Trois contre-ténors se partagent les rôles d’Apollon, Mars et Mercure, adaptant chacun leur tessiture aux personnages. Ainsi les aigus de Jake Arditti se colorent-ils d’une certaine aigreur volontaire pour incarner le moralisateur Apollon. Mars, sous les traits de Christopher Lowrey, ponctue de beaux trilles son amertume renforcée par un jeu d’acteur convaincant. Rupert Enticknap (Mercure) assure des montées et une diction efficaces, une insistance précise sur certaines syllabes lorsqu’il commente le comportement d’Apollon rétif à toute étreinte.
Au ténor Carlo Allemano revient le rôle de Jupiter, charismatique par la portée, la tenue des aigus longue et sans faiblesse. L’autre ténor, Stuart Jackson, pousse à merveille le portrait de Neptune, ses aigus s’adaptant à la puérilité du personnage. Son inséparable mais néanmoins rival frère Pluton, le baryton André Morsch, fait retentir de beaux graves et des trilles efficaces lorsqu’il ouvre enfin les yeux sur Diane et l’accepte. Enfin Saturne, porté par le baryton-basse Arnaud Richard, est certainement celui dont la caractérisation physique est le plus en opposition avec le chant, tant le vieillard affaibli porte par de puissants graves la voix de la sagesse.
Christophe Rousset dirige clavecins, lirone (proche de la viole de gambe) et autres flûtes à bec des Talens Lyriques par une battue aérienne. La fluidité générale de l’ouverture construit des couleurs intenses mais quelque peu réduites ensuite, par un ancrage plus précis sur tel ou tel instrument.
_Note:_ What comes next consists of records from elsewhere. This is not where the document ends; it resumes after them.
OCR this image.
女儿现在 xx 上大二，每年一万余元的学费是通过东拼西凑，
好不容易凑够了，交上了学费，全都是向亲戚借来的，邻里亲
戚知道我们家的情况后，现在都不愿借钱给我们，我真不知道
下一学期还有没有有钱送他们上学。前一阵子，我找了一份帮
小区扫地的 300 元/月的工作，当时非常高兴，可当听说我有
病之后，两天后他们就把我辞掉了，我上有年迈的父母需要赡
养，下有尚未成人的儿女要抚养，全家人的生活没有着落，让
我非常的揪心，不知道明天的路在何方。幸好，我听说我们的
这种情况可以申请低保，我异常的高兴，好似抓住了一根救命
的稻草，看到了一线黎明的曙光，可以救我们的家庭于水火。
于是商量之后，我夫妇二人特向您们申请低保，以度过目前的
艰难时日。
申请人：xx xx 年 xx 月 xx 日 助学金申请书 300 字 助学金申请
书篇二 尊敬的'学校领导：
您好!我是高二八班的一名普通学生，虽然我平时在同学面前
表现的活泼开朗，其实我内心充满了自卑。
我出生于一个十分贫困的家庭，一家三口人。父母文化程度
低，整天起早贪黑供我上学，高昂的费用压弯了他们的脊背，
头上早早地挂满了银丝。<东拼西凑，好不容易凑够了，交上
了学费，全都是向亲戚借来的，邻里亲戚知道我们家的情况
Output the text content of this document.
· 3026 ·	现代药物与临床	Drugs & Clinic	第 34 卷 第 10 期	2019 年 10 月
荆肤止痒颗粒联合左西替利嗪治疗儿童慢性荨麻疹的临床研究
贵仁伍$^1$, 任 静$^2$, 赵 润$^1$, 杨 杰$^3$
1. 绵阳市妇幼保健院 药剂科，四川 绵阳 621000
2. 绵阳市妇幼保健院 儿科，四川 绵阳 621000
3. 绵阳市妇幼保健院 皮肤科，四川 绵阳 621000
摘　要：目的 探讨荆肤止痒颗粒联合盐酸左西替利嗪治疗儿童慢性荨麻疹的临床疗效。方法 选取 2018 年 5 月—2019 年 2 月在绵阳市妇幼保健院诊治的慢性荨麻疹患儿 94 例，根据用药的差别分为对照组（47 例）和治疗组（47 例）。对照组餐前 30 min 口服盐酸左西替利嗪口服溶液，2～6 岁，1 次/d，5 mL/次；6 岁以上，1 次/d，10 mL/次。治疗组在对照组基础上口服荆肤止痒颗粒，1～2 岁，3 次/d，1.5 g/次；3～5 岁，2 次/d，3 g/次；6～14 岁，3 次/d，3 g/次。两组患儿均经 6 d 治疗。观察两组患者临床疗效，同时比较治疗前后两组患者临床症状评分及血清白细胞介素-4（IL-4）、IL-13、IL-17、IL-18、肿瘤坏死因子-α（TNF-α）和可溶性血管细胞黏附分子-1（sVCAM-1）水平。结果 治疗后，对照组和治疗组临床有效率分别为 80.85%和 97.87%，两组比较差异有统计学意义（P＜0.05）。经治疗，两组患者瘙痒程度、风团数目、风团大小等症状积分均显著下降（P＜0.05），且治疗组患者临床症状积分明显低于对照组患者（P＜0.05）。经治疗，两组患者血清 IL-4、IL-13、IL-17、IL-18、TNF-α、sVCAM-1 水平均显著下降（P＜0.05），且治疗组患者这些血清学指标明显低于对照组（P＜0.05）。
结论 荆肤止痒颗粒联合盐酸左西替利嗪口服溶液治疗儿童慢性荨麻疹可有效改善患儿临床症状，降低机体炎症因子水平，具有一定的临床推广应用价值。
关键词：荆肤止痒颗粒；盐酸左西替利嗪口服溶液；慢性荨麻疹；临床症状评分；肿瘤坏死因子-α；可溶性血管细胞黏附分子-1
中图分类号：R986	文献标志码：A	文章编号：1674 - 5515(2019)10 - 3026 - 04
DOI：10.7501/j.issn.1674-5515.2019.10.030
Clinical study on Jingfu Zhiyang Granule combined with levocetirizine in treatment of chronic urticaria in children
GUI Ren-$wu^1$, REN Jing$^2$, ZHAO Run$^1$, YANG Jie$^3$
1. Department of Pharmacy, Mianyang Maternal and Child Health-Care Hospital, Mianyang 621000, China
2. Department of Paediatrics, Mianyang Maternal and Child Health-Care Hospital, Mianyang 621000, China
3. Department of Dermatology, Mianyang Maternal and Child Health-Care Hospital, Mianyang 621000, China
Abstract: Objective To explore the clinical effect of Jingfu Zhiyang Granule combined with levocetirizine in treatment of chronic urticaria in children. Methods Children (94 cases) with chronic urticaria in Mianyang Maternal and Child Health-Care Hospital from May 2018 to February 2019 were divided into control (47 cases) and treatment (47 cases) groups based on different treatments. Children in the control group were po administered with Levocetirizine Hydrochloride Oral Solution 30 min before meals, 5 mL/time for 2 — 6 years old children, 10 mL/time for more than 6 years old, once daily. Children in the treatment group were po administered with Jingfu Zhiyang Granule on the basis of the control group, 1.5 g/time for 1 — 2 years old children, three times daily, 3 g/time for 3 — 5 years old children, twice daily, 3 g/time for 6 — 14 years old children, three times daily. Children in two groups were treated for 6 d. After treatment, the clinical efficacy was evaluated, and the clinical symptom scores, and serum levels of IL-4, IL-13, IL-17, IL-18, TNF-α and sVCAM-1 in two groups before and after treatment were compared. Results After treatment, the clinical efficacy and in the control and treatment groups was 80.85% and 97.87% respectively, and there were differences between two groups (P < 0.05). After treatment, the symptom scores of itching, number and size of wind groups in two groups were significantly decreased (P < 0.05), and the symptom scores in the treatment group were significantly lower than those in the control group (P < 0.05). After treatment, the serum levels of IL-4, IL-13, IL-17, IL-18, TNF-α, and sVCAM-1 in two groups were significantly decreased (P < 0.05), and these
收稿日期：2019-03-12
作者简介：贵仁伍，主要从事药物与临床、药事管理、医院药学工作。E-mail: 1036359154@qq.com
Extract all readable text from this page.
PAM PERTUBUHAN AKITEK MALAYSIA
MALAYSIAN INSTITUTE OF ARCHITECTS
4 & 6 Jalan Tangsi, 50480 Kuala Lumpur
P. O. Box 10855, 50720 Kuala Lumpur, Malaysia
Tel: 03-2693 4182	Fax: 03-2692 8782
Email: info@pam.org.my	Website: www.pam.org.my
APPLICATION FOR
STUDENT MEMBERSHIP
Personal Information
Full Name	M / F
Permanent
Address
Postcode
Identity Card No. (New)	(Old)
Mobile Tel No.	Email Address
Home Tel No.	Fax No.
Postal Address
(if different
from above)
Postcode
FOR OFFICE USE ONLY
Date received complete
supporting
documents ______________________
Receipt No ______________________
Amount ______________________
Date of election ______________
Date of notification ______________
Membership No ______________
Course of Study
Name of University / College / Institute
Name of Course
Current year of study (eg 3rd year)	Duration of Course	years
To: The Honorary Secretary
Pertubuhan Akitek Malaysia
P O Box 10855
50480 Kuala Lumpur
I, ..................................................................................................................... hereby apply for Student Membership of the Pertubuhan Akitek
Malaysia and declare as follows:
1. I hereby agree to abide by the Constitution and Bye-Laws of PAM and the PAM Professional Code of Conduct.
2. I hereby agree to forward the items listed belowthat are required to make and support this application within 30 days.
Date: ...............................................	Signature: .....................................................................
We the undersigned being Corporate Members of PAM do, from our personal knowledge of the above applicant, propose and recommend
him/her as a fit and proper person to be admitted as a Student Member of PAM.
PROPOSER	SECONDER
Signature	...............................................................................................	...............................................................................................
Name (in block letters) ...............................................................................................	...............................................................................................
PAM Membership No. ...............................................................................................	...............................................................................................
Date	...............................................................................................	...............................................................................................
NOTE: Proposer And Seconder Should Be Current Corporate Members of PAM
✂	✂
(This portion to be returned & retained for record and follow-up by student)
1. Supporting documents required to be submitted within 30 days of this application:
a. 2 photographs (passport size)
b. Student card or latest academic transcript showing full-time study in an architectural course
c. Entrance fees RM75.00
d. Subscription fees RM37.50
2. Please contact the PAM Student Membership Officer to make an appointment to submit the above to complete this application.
Le clavecin illustre et accompagne ainsi les récitatifs avec légèreté, le lirone soutient efficacement le timbre de Pluton, la flûte virevoltante inscrit le livret dans sa légèreté thématique.
La galerie de personnages hauts en couleur de la mise en scène et la redécouverte de la partition de Giovanni Legrenzi assurent une longue ovation à l’ensemble du plateau vocal ainsi qu’à Jetske Mijnssen, au chef et à l’ensemble.